Lorenzo Cordova, head of the National Electoral Institute, said the reforms “are designed to cut off hundreds of people that work day by day to guarantee trustworthy elections, which can obviously put future elections in danger.”
López Obrador appeared nonchalant concerning the court challenges, saying on Thursday he believed the changes would stand because none were “out of the law.”
Nevertheless, in the past, he has often attacked the Mexican judiciary and claimed that the judges are a part of a conservative conspiracy against his administration.
![Anti-government demonstrators protest against President Andres Manuel Lopez Obrador's recent reforms to the country's electoral law, which they say threaten democracy, in Mexico City's main square, The Zocalo, Sunday, February 26, 2023.](https://nypost.com/wp-content/uploads/sites/2/2023/02/Mexicos-electoral-law-6.jpg?w=1024)
The president’s fierce opposition to the judiciary, in addition to regulatory and oversight agencies, has raised fears amongst some that he’s looking for to reinstate the practices of the previous PRI, which bent the foundations to keep Mexico’s presidency for 70 years until its defeat in the presidential election. 2000 election
Elections in Mexico are expensive by international standards, in part because just about all legal campaign funding is, by law, provided by the federal government.
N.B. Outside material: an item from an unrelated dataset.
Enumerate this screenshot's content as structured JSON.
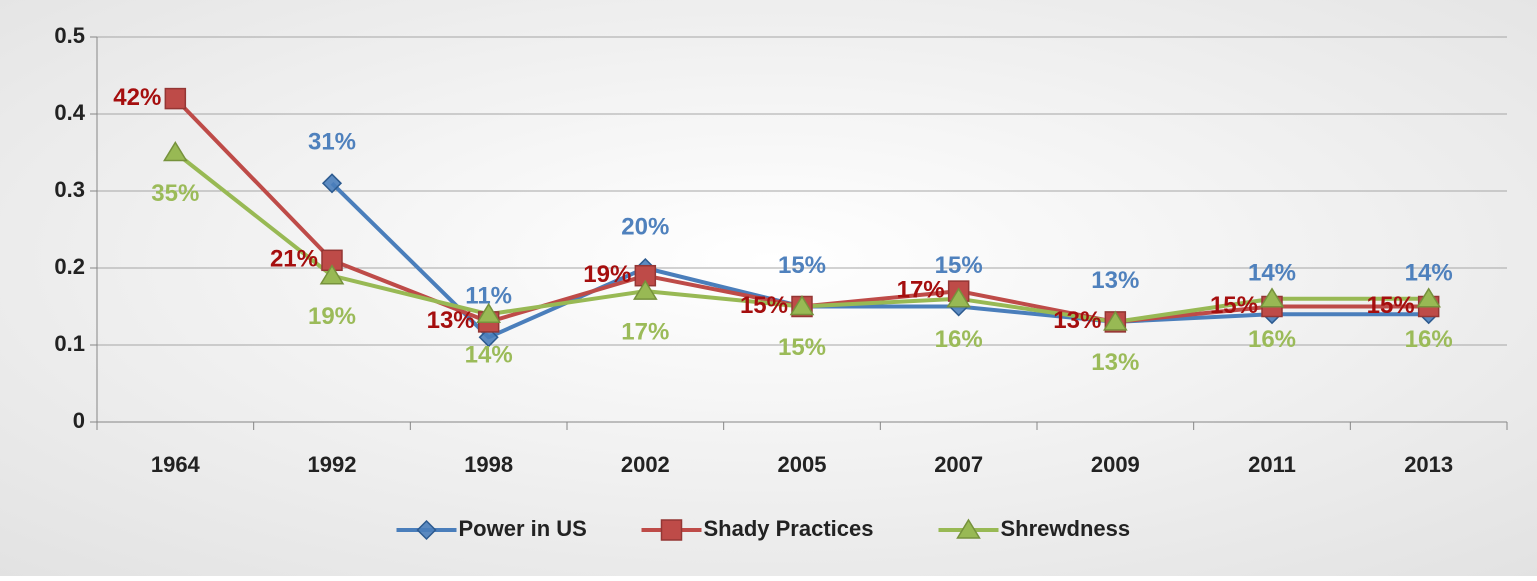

The electoral institute also issues secure voter ID cards, probably the most widely accepted type of identification in Mexico, and oversees voting in distant and infrequently dangerous corners of the country.
Lóz Obrador stays very talked-about in Mexico, with an approval rating of around 60%. Although he’s ineligible for re-election, his Morena party is favored in next 12 months’s national elections and the opposition is in disarray.
A part of his popular appeal comes from railing against highly paid government bureaucrats, and he was angered by the undeniable fact that some top election officials earn greater than the president.